True enough, Timo Glock set the fastest lap during the race. Pascal Vasselon says that all of Glock’s laps during the race were fast. Looking at the raw lap times it doesn’t seem that way, but Glock’s slow times in the early part of the race are said to be down to a heavy fuel load. All told, it must be pretty frustrating to be fast, yet finish a dismal 14th, ahead of just the three new drivers.

There is one big team I haven’t yet mentioned. Red Bull — could you get a much more disastrous race? Webber was off the pace all race, never looked like scoring a decent result and ended up finishing behind a BMW. Meanwhile, Vettel’s brand new Renault engine rasped its way into an escape road just a day after another one spewed all over half the circuit. That’s not good for Renault’s engine department, but more on that in a future article.

Vettel wondered aloud if he is a “killer” of his engines in his post-race interviews. He has now used up seven of his eight engines, and with Spa and Monza coming up he is almost certain to take a grid penalty at some point in the next few races. If his Championship chances weren’t severely dented already, this near-certain penalty surely hammers a sturdy nail into the coffin.

Red Bull’s capitulation this weekend means that yet again Jenson Button has got away with a dire weekend virtually unscathed.
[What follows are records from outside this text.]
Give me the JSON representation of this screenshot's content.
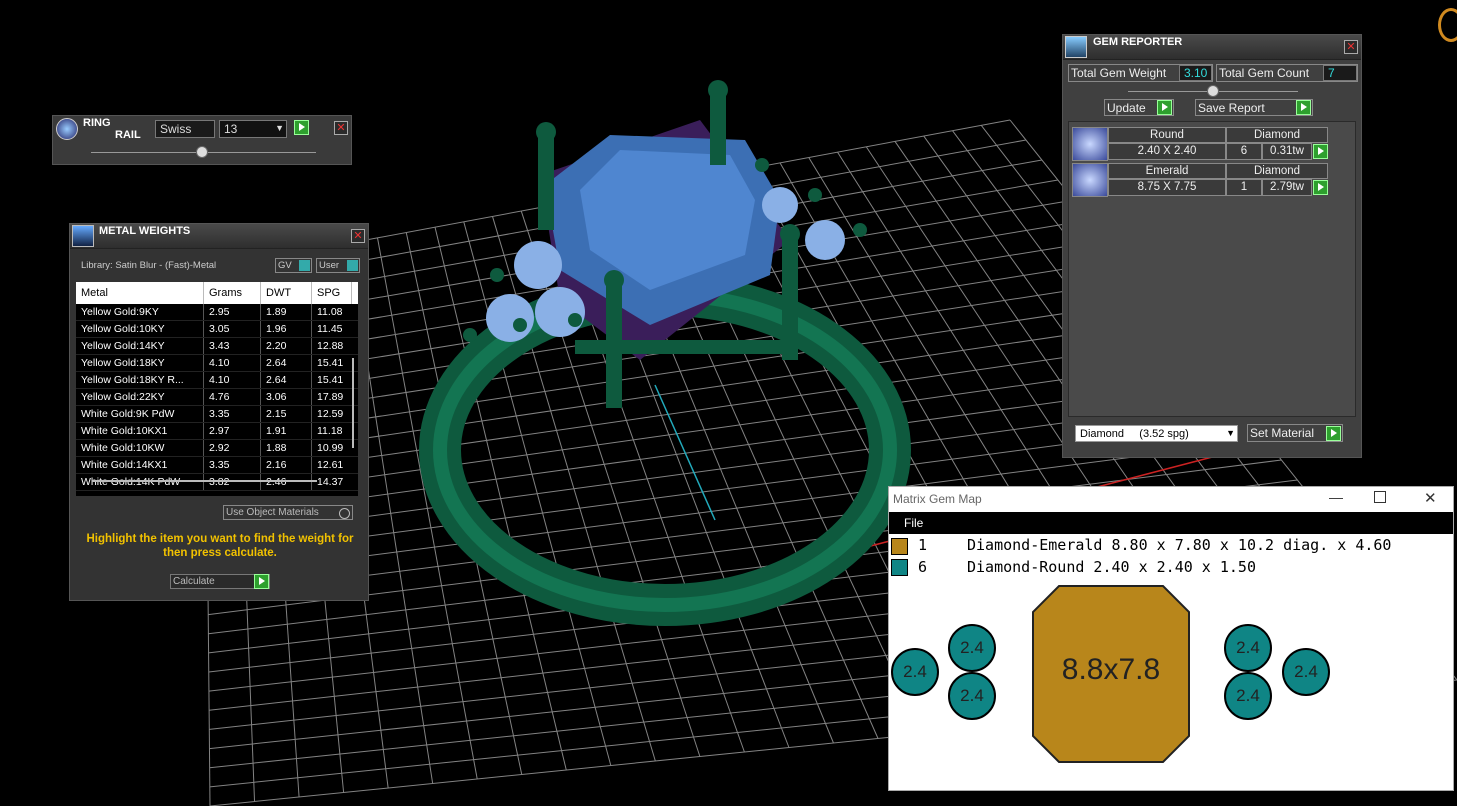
{
  "colors": {
    "emerald_fill": "#b8861b",
    "round_fill": "#0f8585",
    "ring_metal": "#0e5a3e",
    "gem_blue": "#3c6fb4",
    "accent_green": "#2ea02e"
  },
  "ring_rail": {
    "title_line1": "RING",
    "title_line2": "RAIL",
    "profile": "Swiss",
    "size": "13",
    "icon": "ring-rail-icon"
  },
  "metal_weights": {
    "title": "METAL WEIGHTS",
    "library": "Library: Satin Blur - (Fast)-Metal",
    "toggle_gv": "GV",
    "toggle_user": "User",
    "columns": [
      "Metal",
      "Grams",
      "DWT",
      "SPG"
    ],
    "rows": [
      [
        "Yellow Gold:9KY",
        "2.95",
        "1.89",
        "11.08"
      ],
      [
        "Yellow Gold:10KY",
        "3.05",
        "1.96",
        "11.45"
      ],
      [
        "Yellow Gold:14KY",
        "3.43",
        "2.20",
        "12.88"
      ],
      [
        "Yellow Gold:18KY",
        "4.10",
        "2.64",
        "15.41"
      ],
      [
        "Yellow Gold:18KY R...",
        "4.10",
        "2.64",
        "15.41"
      ],
      [
        "Yellow Gold:22KY",
        "4.76",
        "3.06",
        "17.89"
      ],
      [
        "White Gold:9K PdW",
        "3.35",
        "2.15",
        "12.59"
      ],
      [
        "White Gold:10KX1",
        "2.97",
        "1.91",
        "11.18"
      ],
      [
        "White Gold:10KW",
        "2.92",
        "1.88",
        "10.99"
      ],
      [
        "White Gold:14KX1",
        "3.35",
        "2.16",
        "12.61"
      ],
      [
        "White Gold:14K PdW",
        "3.82",
        "2.46",
        "14.37"
      ]
    ],
    "use_object_materials": "Use Object Materials",
    "hint": "Highlight the item you want to find the weight for then press calculate.",
    "calculate": "Calculate"
  },
  "gem_reporter": {
    "title": "GEM REPORTER",
    "total_weight_label": "Total Gem Weight",
    "total_weight": "3.10",
    "total_count_label": "Total Gem Count",
    "total_count": "7",
    "update": "Update",
    "save_report": "Save Report",
    "gems": [
      {
        "shape": "Round",
        "size": "2.40 X 2.40",
        "material": "Diamond",
        "count": "6",
        "weight": "0.31tw"
      },
      {
        "shape": "Emerald",
        "size": "8.75 X 7.75",
        "material": "Diamond",
        "count": "1",
        "weight": "2.79tw"
      }
    ],
    "material_select": "Diamond     (3.52 spg)",
    "set_material": "Set Material"
  },
  "gem_map": {
    "title": "Matrix Gem Map",
    "menu_file": "File",
    "legend": [
      {
        "count": "1",
        "desc": "Diamond-Emerald 8.80 x 7.80 x 10.2 diag. x 4.60"
      },
      {
        "count": "6",
        "desc": "Diamond-Round 2.40 x 2.40 x 1.50"
      }
    ],
    "center_label": "8.8x7.8",
    "round_label": "2.4"
  }
}
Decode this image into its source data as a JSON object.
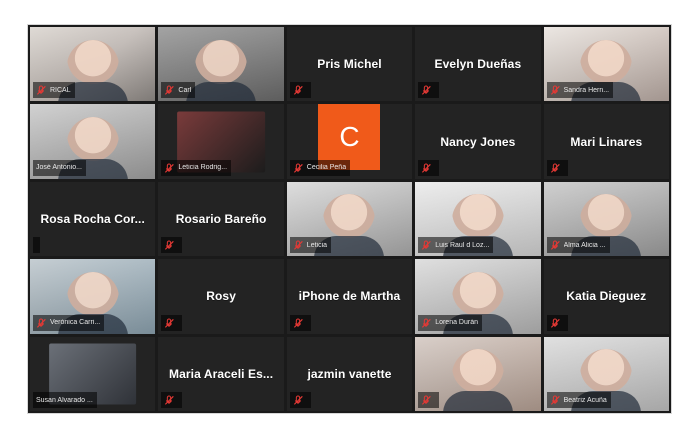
{
  "meeting": {
    "tiles": [
      {
        "type": "video",
        "label": "RICAL",
        "variant": "v1",
        "mic": true
      },
      {
        "type": "video",
        "label": "Carl",
        "variant": "v2",
        "mic": true
      },
      {
        "type": "name",
        "name": "Pris Michel",
        "mic": true
      },
      {
        "type": "name",
        "name": "Evelyn Dueñas",
        "mic": true
      },
      {
        "type": "video",
        "label": "Sandra Hern...",
        "variant": "v3",
        "mic": true
      },
      {
        "type": "video",
        "label": "José Antonio...",
        "variant": "v4",
        "mic": false
      },
      {
        "type": "inset",
        "label": "Leticia Rodrig...",
        "inset": "warm",
        "mic": true
      },
      {
        "type": "avatar",
        "letter": "C",
        "label": "Cecilia Peña",
        "mic": true
      },
      {
        "type": "name",
        "name": "Nancy Jones",
        "mic": true
      },
      {
        "type": "name",
        "name": "Mari Linares",
        "mic": true
      },
      {
        "type": "name",
        "name": "Rosa Rocha Cor...",
        "mic": false
      },
      {
        "type": "name",
        "name": "Rosario Bareño",
        "mic": true
      },
      {
        "type": "video",
        "label": "Leticia",
        "variant": "v6",
        "mic": true
      },
      {
        "type": "video",
        "label": "Luis Raul d Loz...",
        "variant": "v7",
        "mic": true
      },
      {
        "type": "video",
        "label": "Alma Alicia ...",
        "variant": "v8",
        "mic": true
      },
      {
        "type": "video",
        "label": "Verónica Carri...",
        "variant": "v9",
        "mic": true
      },
      {
        "type": "name",
        "name": "Rosy",
        "mic": true
      },
      {
        "type": "name",
        "name": "iPhone de Martha",
        "mic": true
      },
      {
        "type": "video",
        "label": "Lorena Durán",
        "variant": "v10",
        "mic": true
      },
      {
        "type": "name",
        "name": "Katia Dieguez",
        "mic": true
      },
      {
        "type": "inset",
        "label": "Susan Alvarado ...",
        "inset": "",
        "mic": false
      },
      {
        "type": "name",
        "name": "Maria Araceli Es...",
        "mic": true
      },
      {
        "type": "name",
        "name": "jazmin vanette",
        "mic": true
      },
      {
        "type": "video",
        "label": "",
        "variant": "v12",
        "mic": true
      },
      {
        "type": "video",
        "label": "Beatriz Acuña",
        "variant": "v13",
        "mic": true
      }
    ]
  },
  "colors": {
    "grid_bg": "#1a1a1a",
    "tile_bg": "#232323",
    "mic_muted_red": "#e53935",
    "avatar_orange": "#f05a1a"
  },
  "icons": {
    "mic": "microphone-muted-icon"
  }
}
Despite only finishing 7th, his Championship lead decreased by just half a point. Yet again, Button looks as likely as ever to become World Champion despite not having any good results. In Turkey his lead was 26 points. But after four dire races, his lead has only been cut by less than a third of that amount.

Since his last win four races ago, there have been four different winners. The lack of any real challenger gives Button breathing space. And for the first time in a while, Barrichello has moved up into second place in the Championship, hammering home the fact that Red Bull have not quite done enough to prove they can win the Championship.

But Spa will be a very different race, and conventional wisdom suggests that it will suit Red Bull. But do they have enough in the tank? Webber needs to overcome a substantial 20.5 point deficit to Button.